The lowest city median house prices are now Adelaide at about $543,000 and Darwin at about $545,000, with highest medians in Sydney at $1.18 million and Melbourne at $908,000, according to CoreLogic.
Even some regional areas have median house prices at or above this level, such as in part of New South Wales and Victoria.
The thing is, these figures were for the month of May, so, with strong property price growth continuing, it might not be too long before the median house price in every capital city is more than $600,000.
So, what does this mean for property investors?
Well, it means that the days of strategically purchasing a solid investment property for $400,000 or so are numbered.
Indeed, they are probably gone already.
Mind over matter
Of course, history shows us that the path of property prices is up, so, investors have always had to increase their budgets as what is deemed “affordable” becomes more expensive.
One of the potential problems when this happens is that people with more conservative risk profiles can struggle to make peace with the new price benchmark.
For them, perhaps, buying an investment property that was priced about $400,000 seemed like a low-risk proposition.
A more affordable buy-in price meant lower mortgage repayments that were likely to be mostly offset by the rent that could be charged.
It also required a smaller deposit and/or equity drawdown to finance the property.
These days, though, I can really only think of one or two locations that investors may be able to purchase for $400,000 (and continue to sleep well at night) because of the sharp increase in property prices in most places.

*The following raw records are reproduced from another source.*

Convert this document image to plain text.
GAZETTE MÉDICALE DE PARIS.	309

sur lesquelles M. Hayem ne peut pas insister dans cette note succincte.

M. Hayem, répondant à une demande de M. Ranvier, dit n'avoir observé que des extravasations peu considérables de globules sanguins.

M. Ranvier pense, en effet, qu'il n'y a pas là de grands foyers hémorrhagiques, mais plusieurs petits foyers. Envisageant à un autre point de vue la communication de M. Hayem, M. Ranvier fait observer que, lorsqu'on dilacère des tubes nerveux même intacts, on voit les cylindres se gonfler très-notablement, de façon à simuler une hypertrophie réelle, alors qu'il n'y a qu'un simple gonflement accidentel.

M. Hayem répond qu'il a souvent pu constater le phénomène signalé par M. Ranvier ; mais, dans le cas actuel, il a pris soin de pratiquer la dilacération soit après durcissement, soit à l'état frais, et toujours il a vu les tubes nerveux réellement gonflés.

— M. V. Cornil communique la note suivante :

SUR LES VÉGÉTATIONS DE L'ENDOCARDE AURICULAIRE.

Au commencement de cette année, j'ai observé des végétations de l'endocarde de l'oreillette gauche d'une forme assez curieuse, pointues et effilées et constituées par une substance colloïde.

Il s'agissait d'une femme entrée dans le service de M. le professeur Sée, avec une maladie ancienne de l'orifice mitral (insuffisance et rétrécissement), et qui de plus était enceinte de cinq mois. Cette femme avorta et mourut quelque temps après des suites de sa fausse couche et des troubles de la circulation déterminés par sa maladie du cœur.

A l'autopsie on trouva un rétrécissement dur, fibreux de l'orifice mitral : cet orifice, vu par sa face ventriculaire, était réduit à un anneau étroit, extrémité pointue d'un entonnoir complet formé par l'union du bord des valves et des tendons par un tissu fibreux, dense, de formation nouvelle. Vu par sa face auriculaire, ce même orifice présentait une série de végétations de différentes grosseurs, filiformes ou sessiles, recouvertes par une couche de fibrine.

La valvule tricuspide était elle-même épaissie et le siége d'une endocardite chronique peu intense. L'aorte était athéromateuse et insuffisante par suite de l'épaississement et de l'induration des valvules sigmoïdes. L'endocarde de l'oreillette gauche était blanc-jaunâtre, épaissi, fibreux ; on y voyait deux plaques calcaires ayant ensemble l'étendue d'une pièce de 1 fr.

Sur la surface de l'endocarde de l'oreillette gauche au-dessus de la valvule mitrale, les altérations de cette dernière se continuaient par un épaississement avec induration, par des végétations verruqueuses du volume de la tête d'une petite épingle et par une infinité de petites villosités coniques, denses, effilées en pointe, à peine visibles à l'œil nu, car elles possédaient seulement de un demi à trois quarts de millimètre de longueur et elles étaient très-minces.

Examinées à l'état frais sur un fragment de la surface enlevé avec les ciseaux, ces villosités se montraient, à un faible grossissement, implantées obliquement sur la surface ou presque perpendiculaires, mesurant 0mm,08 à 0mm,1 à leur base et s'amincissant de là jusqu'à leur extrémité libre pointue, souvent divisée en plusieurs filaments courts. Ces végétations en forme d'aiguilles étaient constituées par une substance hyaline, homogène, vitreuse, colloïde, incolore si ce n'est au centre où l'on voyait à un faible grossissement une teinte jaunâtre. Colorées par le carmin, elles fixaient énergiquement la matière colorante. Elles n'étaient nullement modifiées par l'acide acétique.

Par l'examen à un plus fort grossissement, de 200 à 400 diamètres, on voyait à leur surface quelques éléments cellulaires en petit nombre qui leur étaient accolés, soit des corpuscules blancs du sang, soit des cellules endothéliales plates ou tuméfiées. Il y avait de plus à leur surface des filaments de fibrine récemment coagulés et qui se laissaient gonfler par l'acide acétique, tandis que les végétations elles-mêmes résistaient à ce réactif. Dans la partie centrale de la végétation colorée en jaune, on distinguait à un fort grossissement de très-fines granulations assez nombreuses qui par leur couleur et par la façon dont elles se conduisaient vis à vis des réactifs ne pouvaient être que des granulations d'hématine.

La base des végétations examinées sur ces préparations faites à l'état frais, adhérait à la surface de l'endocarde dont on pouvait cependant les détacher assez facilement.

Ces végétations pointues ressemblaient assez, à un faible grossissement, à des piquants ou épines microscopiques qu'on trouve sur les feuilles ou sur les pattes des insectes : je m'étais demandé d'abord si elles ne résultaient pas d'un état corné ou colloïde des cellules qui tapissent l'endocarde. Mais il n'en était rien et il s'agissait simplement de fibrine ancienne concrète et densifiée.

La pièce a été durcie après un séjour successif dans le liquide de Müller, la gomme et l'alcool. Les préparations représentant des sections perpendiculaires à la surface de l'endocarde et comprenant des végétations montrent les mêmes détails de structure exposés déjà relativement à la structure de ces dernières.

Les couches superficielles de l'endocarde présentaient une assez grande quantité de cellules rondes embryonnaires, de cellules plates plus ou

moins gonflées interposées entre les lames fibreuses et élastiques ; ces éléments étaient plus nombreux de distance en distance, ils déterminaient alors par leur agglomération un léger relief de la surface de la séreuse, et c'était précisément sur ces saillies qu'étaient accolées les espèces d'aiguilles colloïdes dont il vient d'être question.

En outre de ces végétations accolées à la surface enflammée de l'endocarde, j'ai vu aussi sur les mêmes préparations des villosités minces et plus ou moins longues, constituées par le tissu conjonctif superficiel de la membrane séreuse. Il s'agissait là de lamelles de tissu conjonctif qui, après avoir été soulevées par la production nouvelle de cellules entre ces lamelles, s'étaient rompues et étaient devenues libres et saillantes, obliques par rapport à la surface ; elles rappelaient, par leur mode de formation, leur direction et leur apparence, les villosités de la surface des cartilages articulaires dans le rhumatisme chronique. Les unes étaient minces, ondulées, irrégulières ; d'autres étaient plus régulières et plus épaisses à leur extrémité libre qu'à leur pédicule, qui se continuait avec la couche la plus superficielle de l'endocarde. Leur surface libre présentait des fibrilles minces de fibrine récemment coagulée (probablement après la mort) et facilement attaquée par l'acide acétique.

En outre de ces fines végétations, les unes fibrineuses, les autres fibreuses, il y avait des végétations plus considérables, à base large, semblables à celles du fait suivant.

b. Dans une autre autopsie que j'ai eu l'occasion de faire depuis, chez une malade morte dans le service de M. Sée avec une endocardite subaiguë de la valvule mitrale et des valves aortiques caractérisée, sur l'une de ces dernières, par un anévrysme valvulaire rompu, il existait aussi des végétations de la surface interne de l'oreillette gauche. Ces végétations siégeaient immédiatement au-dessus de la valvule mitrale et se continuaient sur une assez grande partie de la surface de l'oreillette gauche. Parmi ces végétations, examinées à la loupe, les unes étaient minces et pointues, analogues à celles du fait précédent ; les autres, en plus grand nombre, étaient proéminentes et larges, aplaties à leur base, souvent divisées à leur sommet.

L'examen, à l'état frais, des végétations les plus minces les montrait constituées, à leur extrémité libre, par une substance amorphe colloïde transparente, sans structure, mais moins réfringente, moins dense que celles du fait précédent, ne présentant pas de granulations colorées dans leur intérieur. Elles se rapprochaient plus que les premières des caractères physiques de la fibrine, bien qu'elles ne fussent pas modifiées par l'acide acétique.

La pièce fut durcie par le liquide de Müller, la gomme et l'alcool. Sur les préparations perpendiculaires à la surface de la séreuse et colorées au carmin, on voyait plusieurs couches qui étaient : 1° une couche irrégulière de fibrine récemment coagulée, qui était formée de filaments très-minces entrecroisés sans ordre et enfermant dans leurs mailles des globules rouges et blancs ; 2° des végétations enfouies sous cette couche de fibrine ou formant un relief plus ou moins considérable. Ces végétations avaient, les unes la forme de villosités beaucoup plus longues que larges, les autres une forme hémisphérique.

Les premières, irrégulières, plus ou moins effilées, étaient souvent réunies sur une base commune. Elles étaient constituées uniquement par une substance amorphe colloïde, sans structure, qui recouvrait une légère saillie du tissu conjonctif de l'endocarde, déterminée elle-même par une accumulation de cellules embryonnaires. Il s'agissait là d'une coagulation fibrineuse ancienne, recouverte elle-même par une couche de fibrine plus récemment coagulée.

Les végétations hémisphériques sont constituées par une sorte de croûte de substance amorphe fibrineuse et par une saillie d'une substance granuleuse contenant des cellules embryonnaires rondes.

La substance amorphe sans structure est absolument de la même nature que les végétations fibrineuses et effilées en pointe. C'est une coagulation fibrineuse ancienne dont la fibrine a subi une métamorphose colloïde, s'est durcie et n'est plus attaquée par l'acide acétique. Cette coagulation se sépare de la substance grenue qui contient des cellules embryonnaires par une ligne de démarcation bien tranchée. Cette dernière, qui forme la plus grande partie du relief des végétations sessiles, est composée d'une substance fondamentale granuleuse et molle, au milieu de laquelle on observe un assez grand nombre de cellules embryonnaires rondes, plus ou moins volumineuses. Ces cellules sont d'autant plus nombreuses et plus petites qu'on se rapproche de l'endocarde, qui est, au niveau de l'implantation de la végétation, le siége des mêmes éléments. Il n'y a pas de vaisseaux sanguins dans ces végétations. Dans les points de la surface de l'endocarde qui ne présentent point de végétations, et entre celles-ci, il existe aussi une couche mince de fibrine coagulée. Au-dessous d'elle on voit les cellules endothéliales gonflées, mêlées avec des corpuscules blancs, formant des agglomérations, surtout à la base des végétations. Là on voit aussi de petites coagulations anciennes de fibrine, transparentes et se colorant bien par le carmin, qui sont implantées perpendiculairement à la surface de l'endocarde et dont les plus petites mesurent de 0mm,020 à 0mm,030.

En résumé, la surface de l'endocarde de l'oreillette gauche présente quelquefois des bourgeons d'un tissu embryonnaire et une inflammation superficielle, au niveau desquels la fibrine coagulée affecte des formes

Unfortunately, some people have remained stubbornly fixated on purchasing at lower price points, even when there are very slim pickings indeed.
Often, they are so enamoured by their “affordable” investment philosophy that they will simply look for areas where property prices are still at that level.
As you should understand by now, there are many reasons why a location may provide strategic property investment opportunities, with cheap property prices never being the only one of them.
What is concerning me at the moment is that the “fear of missing out” is causing bad decisions to be made by investors whose heads haven’t caught up with market reality.
The next minute, they have purchased in an inferior location, often in one-industry towns, where the only reason it was chosen was because property prices there fitted into their narrow bandwidth of supposed “affordability.”
Patience pays off
More experienced investors, or those who choose to work with experts, recognise that to purchase a property with the best chance of superior capital growth in the future they probably need to increase their budgets.
Not only have they made peace with $500,000 being the “new black” of property investment, but they are not concerned about financing it.
That’s because they have experienced a similar price uplift in their own home or portfolio, which provides more equity to use for the higher deposit.
Plus, if they don’t have access to enough equity, they are prepared to wait a little longer until they do, or until they have saved the required additional funds for the deposit.
They understand that patience will always pay better dividends than buying something just because it seems cheap in market conditions that are strongly rising.